MÉMOIRE DE M. DE CANGÉ LA BRETONNIÈRE DU 18 SEPTEMBRE 1644.
«Despuis le mémoire donné il y a huit jours à Paris, j'ai fait rencontre d'un gentilhomme appelé Mollière (?), qui avoit laissé le duc d'Espernon (Bernard, le seul héritier subsistant du vieux duc Jean Louis) en Gascogne..., et estoit venu de sa part, à ce qu'il me dit, porter quelques despesches à leurs Majestés; et sur ce que je lui demandai si son maistre arriveroit cet hiver en cour, il me dit que non, et qu'il estoit plus utile en son gouvernement pour le service du Roy, et que, bien que quelques personnes désirassent son retour près de S. M., il s'estoit résolu à ne point partir de son gouvernement. Ensuite je lui dis qu'il y avoit à craindre que son refus ne fût expliqué à désobéissance; il me fit response qu'il estoit appuyé d'une si puissante protection qu'il ne craignoit point ses ennemis. Après divers langages, je le conjurai par l'ancienne cognoissance et amitié que nous avons eue de longtemps ensemble, de m'apprendre s'il y avoit quelque espoir de la liberté du duc de Beaufort; il me dit que, pour me parler en confidence, cette mesme liberté estoit désirée des (plus grands seigneurs) de la cour, mais que l'on avoit remarqué si peu de résolution en son Altesse Royale pour demander la grace du prisonnier que l'on avoit peine à en bien esperer, que la Reyne d'Angleterre en feroit priere pressante à sa dite Altesse à l'insçu de la Reyne; de plus, qu'il y avoit aupres de la mesme Altesse deux personnes qui agissoient puissamment près d'elle et faisoient indirectement agir beaucoup d'autres... Ils espèrent aussi que la gouvernante du Roy apuiera près S. M. pour lui faire faire prière à S. A. à l'insçu de la Reyne pour la resoudre d'autant plus à supplier la Reyne en faveur du prisonnier. Ils se persuadent la mesme chose de Mademoiselle envers monsieur son pere par la recommandation de sa gouvernante.

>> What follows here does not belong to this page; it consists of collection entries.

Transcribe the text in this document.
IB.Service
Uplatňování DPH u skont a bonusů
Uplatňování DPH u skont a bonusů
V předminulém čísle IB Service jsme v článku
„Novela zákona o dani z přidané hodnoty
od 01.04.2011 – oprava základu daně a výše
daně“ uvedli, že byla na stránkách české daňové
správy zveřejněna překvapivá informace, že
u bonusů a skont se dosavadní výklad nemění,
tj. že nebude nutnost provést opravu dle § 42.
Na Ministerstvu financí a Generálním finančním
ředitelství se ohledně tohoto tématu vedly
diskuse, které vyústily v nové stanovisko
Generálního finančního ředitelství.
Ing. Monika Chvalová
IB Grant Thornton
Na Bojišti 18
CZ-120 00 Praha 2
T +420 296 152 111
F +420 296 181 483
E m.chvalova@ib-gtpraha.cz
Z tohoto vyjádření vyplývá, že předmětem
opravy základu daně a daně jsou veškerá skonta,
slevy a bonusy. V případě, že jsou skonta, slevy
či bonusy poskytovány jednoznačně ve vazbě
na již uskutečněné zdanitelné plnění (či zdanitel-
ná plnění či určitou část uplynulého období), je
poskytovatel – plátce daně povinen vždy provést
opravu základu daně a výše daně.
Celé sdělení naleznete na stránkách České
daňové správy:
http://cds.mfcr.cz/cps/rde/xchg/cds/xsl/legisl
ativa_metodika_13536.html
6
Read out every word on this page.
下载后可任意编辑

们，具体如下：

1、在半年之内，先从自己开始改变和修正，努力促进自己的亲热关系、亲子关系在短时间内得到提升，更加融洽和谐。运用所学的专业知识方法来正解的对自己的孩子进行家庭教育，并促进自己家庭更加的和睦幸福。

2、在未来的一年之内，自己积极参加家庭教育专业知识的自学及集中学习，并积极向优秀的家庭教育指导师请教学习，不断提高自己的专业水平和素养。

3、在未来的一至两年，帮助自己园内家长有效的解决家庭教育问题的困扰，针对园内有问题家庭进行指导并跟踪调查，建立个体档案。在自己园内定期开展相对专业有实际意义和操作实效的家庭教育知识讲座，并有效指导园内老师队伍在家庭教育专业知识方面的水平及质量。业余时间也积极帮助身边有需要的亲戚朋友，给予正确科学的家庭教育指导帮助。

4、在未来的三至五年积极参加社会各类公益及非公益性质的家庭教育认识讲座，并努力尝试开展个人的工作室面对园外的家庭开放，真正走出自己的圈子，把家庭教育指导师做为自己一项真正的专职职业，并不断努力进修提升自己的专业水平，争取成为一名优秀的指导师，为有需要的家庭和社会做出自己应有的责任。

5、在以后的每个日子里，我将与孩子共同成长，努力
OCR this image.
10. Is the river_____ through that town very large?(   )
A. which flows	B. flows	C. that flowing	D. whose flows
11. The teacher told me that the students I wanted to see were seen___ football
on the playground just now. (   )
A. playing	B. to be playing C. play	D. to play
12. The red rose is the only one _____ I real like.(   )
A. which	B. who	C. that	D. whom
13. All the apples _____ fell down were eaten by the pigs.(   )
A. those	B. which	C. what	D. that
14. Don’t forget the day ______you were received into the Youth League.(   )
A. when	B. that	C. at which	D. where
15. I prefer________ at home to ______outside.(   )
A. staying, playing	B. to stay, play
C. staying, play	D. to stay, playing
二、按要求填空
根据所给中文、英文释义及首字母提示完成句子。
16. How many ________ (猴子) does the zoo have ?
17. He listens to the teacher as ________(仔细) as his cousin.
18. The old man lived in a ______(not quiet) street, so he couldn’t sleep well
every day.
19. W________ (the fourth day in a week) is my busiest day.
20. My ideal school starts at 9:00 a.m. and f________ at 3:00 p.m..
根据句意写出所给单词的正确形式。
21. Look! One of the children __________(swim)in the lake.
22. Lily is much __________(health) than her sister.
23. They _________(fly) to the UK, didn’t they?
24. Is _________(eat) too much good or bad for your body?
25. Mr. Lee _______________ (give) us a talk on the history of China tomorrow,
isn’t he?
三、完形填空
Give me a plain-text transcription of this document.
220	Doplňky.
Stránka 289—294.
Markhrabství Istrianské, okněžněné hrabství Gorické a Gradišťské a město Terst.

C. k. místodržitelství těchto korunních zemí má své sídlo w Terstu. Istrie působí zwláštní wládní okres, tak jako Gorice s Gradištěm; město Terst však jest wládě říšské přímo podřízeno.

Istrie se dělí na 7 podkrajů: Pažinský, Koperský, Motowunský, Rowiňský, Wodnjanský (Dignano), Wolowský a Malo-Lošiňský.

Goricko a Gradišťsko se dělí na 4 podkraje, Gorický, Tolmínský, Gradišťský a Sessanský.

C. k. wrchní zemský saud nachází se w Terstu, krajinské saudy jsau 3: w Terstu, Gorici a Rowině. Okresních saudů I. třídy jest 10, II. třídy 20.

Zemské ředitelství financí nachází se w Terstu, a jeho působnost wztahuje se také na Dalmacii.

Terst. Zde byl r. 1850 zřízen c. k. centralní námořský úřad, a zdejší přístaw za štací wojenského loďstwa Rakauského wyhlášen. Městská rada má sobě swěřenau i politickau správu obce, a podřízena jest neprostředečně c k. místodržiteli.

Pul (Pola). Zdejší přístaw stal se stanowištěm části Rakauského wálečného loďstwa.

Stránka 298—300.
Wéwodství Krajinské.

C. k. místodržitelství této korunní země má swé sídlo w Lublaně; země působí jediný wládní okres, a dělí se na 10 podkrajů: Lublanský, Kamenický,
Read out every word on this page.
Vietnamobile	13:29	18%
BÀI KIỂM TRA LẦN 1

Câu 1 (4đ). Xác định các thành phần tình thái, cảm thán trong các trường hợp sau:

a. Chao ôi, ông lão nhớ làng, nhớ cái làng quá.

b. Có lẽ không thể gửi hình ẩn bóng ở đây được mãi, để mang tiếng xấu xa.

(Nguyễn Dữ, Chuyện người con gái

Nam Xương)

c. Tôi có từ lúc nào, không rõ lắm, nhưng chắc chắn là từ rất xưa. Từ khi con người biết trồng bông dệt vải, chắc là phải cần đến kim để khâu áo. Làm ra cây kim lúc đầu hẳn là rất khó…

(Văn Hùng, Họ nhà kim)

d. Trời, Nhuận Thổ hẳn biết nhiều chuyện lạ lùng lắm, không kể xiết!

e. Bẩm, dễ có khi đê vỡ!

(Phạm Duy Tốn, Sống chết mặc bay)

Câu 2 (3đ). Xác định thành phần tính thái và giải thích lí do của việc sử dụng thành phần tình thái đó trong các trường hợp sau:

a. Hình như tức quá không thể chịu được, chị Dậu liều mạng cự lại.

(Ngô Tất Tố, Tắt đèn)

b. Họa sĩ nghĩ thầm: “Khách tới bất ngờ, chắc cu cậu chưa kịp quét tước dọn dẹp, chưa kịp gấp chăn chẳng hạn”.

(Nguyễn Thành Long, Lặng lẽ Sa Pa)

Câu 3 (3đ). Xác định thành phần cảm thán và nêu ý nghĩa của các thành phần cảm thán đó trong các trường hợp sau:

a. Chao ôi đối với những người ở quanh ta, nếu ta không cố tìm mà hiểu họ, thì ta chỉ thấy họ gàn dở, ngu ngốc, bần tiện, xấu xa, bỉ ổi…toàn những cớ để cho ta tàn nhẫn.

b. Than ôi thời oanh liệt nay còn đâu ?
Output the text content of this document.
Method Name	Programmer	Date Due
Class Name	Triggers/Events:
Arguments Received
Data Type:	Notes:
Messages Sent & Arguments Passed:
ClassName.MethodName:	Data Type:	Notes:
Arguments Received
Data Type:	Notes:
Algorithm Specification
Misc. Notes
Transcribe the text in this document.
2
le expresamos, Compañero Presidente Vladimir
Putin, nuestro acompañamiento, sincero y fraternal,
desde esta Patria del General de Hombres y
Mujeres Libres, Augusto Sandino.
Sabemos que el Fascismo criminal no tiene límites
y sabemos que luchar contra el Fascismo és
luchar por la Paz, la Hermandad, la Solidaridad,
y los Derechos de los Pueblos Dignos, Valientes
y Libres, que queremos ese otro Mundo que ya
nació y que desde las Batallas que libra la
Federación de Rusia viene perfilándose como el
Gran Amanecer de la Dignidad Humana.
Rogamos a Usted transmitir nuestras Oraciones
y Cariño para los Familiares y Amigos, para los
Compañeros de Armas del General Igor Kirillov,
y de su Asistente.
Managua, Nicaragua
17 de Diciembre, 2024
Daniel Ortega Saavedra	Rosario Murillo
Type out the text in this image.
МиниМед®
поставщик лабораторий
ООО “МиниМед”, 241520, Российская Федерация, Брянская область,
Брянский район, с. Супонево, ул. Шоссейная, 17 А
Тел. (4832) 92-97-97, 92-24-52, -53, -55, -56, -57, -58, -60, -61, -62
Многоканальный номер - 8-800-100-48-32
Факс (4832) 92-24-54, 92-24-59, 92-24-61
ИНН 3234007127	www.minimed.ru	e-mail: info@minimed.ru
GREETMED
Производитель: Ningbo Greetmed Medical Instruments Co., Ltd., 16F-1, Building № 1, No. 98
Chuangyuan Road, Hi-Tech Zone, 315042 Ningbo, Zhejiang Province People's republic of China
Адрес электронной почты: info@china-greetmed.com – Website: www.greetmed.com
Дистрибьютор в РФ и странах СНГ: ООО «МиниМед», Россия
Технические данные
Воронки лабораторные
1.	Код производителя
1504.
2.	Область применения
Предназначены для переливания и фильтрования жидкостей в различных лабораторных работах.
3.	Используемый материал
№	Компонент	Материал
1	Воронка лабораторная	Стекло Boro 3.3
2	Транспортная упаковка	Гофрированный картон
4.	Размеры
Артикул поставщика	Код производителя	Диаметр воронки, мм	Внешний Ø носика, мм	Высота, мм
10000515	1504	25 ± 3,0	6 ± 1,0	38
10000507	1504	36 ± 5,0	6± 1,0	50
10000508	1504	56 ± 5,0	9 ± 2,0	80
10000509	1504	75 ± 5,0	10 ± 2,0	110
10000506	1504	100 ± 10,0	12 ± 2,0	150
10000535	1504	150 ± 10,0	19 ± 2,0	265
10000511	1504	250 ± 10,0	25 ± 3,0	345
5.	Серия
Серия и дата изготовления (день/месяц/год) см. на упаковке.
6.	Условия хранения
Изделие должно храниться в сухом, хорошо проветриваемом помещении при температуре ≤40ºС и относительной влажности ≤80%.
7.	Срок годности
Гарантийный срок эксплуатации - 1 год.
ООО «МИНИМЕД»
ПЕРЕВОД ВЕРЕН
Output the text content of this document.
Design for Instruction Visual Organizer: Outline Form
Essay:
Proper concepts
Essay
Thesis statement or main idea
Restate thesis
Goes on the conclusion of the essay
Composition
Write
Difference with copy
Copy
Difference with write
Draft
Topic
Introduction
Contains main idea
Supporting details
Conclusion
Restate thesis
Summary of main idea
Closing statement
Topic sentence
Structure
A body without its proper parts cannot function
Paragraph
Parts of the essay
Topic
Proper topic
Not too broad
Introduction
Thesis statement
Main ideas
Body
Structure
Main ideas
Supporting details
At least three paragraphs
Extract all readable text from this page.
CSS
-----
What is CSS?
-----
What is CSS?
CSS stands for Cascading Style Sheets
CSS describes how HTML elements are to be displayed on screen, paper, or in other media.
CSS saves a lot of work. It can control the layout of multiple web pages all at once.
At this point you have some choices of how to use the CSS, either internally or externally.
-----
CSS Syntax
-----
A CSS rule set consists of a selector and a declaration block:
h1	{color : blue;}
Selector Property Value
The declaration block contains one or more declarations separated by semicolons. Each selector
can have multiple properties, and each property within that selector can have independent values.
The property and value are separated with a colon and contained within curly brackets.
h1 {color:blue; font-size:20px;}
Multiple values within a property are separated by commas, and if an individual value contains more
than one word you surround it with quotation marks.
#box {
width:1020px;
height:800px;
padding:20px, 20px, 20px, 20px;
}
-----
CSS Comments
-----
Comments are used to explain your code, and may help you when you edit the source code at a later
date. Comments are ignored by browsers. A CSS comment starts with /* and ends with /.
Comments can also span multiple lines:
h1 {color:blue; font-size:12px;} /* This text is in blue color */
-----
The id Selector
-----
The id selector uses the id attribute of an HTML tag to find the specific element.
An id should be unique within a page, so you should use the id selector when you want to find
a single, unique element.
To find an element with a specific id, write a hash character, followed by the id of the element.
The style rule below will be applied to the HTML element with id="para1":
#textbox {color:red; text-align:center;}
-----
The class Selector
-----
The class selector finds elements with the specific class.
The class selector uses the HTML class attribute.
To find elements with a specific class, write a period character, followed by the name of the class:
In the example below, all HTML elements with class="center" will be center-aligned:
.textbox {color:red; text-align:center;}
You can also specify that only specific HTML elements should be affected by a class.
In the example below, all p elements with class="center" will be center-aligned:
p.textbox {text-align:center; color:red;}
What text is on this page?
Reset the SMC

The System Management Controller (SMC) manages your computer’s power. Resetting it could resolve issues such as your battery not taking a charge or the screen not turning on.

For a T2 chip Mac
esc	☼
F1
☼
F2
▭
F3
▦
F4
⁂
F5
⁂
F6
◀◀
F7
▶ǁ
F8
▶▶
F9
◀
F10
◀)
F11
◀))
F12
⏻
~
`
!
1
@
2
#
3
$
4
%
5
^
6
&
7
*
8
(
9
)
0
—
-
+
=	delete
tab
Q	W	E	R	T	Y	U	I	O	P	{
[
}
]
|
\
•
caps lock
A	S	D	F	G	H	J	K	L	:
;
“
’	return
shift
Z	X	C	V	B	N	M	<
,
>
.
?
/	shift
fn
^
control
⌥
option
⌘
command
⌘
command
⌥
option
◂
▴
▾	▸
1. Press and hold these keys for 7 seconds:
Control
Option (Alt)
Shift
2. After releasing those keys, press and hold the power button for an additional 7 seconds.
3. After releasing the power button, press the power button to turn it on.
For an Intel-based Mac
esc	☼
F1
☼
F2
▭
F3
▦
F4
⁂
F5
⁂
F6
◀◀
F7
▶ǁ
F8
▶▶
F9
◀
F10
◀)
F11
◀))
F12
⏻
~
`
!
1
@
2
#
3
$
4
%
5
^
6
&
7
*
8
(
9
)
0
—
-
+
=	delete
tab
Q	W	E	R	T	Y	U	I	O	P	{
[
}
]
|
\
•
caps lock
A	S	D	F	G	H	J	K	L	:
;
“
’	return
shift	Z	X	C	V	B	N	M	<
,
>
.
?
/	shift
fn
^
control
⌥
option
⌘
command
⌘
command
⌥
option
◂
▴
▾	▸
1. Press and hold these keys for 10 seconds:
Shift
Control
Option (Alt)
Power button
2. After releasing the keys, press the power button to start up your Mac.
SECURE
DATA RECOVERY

«Ensuite je feignis de demander où estoit le comte de Maillé, autrement Beaupuy. Il m'a dit qu'il estoit exilé avec trois autres. De plus je l'enquis s'il n'avoit point vu, depuis le malheur du duc de Vendosme, les Campion, Brillet et Vaumorin, qui estoient à lui. Il me dit qu'il n'y avoit lors près de son maistre que le nommé Tierceville, et du despuis le nommé Vaumorin, mais non Brillet ni les Campion, mais que le jeune Campion estoit arrivé depuis trois jours à Paris en habit d'anglois qui venoit chercher le nommé Craft qui estoit près la Reine d'Angleterre, lequel ne voulut point qu'il fut vu de la dite Reyne ni cognu en la cour. Il m'assura qu'il estoit logé à l'hostel de Nemours; et dans l'estonnement que je feignis avoir de sa hardiesse, il me dit qu'il ne sortoit point de ce mesme hostel que sur un cheval de mille escus, et qu'un homme qui meprise sa vie est capable d'entreprendre de grandes choses. Et lorsque je le voulus en quelque façon forcer de s'expliquer en confidence, il me repliqua de rechef en gascon, etc., etc.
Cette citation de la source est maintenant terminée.